Extracting full repository...
[OK] Saved to: /home/user/my-project/context/related-repos/Hello-World/digest.txt
Token count: 47 tokens

3. Analyze the Content

The extracted content is saved to:

  • When in gitingest-agent-project: data/[repo-name]/digest.txt
  • When in other directories: context/related-repos/[repo-name]/digest.txt

You can now read and analyze the extracted content with your preferred tool or AI assistant!

Commands

GitIngest Agent provides four main commands for repository analysis:

check-size - Check Token Count

Check repository token count and determine extraction strategy.

uv run gitingest-agent check-size <github-url> [--output-dir PATH]

Examples:

# Basic usage
uv run gitingest-agent check-size https://github.com/fastapi/fastapi

# With custom output directory
uv run gitingest-agent check-size https://github.com/fastapi/fastapi --output-dir ./my-analyses

Output:

Checking repository size...
Token count: 487,523 tokens
Route: selective extraction

extract-full - Extract Complete Repository

Extract entire repository content (recommended for repos < 200k tokens).

uv run gitingest-agent extract-full <github-url> [--output-dir PATH]

Examples:

# Basic usage
uv run gitingest-agent extract-full https://github.com/octocat/Hello-World

# With custom output directory
uv run gitingest-agent extract-full https://github.com/octocat/Hello-World --output-dir ./my-analyses

Output:

Extracting full repository...
[OK] Saved to: /home/user/project/context/related-repos/Hello-World/digest.txt
Token count: 47 tokens

extract-tree - Extract Repository Structure

Extract repository tree structure without full content (for large repos >= 200k tokens).

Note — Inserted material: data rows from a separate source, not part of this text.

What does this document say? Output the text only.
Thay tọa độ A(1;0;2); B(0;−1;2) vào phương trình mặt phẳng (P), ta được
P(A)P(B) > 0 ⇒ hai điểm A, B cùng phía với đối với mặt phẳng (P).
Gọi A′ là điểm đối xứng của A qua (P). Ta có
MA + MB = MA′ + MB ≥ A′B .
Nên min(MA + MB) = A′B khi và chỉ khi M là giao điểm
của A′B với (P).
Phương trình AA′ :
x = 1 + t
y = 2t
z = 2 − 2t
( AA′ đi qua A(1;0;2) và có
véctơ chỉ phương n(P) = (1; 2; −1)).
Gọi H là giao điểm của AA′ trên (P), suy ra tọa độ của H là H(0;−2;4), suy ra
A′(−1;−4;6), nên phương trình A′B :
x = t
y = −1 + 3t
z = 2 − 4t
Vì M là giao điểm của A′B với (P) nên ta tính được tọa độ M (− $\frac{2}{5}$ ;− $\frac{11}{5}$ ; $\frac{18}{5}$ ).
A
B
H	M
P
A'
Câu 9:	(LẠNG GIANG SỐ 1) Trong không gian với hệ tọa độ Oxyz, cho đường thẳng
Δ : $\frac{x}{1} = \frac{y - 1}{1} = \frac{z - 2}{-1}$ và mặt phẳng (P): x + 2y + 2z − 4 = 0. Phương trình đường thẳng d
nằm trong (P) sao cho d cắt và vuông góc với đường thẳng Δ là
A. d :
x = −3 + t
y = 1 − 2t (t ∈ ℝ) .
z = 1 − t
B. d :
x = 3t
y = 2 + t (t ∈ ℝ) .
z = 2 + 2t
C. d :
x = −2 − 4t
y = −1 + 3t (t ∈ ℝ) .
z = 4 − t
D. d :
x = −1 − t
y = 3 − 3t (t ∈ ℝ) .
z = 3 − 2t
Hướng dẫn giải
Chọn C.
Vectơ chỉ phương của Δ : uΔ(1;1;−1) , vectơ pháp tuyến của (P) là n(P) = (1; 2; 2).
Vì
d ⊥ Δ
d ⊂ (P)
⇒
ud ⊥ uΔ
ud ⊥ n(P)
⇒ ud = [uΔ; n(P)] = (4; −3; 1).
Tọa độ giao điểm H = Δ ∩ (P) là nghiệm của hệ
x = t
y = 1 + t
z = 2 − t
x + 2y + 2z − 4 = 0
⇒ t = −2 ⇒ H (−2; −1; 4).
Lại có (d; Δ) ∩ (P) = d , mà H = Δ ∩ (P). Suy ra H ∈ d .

uv run gitingest-agent extract-tree <github-url> [--output-dir PATH]

Examples:

# Basic usage
uv run gitingest-agent extract-tree https://github.com/fastapi/fastapi

# With custom output directory
uv run gitingest-agent extract-tree https://github.com/fastapi/fastapi --output-dir ./my-analyses

Output:

Extracting tree structure...
[OK] Saved to: /home/user/project/context/related-repos/fastapi/tree.txt
Token count: 8,234 tokens

Repository structure:
README.md
fastapi/
  __init__.py
  applications.py
  routing.py
  ...
docs/
  tutorial/
  ...

extract-specific - Extract Targeted Content

Extract specific content using filters with automatic overflow prevention.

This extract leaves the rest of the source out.